Mozart's Jurassic park

In October you can hear Mozart's works played on instruments that are practically extinct

First published on 31 Aug 2012. Updated on 31 Aug 2012.
This month you can hear Mozart's works played on instruments that are practically extinct! By Jason Catlett
 
Mozart wrote many important works for instruments that have dropped out of common use, superseded by more technically advanced substitutes. Who plays the glass harmonica any more? But this month fans of orchestral music can hear top soloists on two now-rare instruments that would have looked normal to him: the fortepiano and the basset clarinet.

If Mozart saw a concert grand today he might think of it as his familiar fortepiano on steroids: longer, wider, louder, with lots more notes, a large mass-produced metal frame and hi-tech wires. His artisanal fortepiano required less finger pressure to play, and placed less distance between him and the orchestras he conducted from the keyboard. When Richard Egarr tours with the Australian Chamber Orchestra this month, he'll do this too, on a harpsichord for several Baroque works, and on a fortepiano for Mozart's 1782 Piano Concerto No. 12. The widely revered director of the Academy of Ancient Music has chosen a model following the trend-setting design of Johann Stein, whom Mozart admired. Don't miss Egarr's pre-performance talk: he's like a David Attenborough for early music. And did we mention that in the Vivaldi Violin Concerto the ACO's Satu Vänskä will play a Stradivarius?

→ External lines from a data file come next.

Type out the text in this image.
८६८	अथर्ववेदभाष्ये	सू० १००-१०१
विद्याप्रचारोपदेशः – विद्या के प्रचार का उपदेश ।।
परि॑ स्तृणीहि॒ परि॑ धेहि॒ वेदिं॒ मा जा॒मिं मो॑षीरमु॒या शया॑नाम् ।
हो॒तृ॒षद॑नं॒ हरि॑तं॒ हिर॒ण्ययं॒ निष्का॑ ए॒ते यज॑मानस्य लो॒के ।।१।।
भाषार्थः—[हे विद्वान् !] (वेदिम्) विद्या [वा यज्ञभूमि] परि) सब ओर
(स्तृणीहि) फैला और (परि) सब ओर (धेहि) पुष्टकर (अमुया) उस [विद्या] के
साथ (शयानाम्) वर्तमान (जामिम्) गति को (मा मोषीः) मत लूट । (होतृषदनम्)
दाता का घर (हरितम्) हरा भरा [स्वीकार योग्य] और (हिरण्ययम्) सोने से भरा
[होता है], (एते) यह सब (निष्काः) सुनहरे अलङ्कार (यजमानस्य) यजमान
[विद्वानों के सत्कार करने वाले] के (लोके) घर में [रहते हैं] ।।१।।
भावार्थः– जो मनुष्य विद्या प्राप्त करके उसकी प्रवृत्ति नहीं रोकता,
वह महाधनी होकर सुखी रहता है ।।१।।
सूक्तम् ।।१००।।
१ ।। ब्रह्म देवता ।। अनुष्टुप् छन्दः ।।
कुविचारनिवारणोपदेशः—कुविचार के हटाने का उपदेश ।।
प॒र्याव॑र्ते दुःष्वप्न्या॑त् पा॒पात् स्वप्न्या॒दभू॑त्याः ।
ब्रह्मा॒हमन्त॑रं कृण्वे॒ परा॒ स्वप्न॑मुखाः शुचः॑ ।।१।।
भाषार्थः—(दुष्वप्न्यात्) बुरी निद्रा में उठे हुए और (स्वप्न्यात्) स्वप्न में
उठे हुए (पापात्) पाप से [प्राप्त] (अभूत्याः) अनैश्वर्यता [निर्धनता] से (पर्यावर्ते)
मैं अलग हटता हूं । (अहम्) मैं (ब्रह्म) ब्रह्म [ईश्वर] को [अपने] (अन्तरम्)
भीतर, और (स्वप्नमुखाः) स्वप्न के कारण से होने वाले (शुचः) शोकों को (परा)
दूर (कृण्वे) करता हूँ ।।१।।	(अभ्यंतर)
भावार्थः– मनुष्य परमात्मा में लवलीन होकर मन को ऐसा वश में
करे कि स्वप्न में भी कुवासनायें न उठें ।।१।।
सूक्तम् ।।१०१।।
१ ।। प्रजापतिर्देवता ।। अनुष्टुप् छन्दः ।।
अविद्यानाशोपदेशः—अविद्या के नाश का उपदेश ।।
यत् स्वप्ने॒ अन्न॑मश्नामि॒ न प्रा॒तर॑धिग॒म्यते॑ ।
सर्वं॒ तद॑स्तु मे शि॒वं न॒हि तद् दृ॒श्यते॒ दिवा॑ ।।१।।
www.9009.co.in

Mozart's clarinet concerto is among the best known in classical music, a universal favourite. One problem: he didn't originally write it for the clarinet, but for a longer instrument called the basset clarinet, favoured by his virtuoso friend Anton Stadler. It was not common even in Mozart's day, and after him was largely ignored. It has four lower notes, so adaptations for the higher range of the extensively-keyed modern clarinet became standard. When the Australian Brandenburg Orchestra performs the concerto this month, Melbourne Symphony Orchestra clarinetist Craig Hill will join them on a "rich and creamy" basset clarinet he commissioned based on recent research. He only ever uses it in this piece and the Mozart clarinet quintet. "The extra few notes make a huge difference to the shape of the melodies," he says. While experimenting with it he found that "by closing the last vent hole with my knee I could get yet one note lower, and there are just a few places where I do this in the concerto." Anything to get closer to Mozart.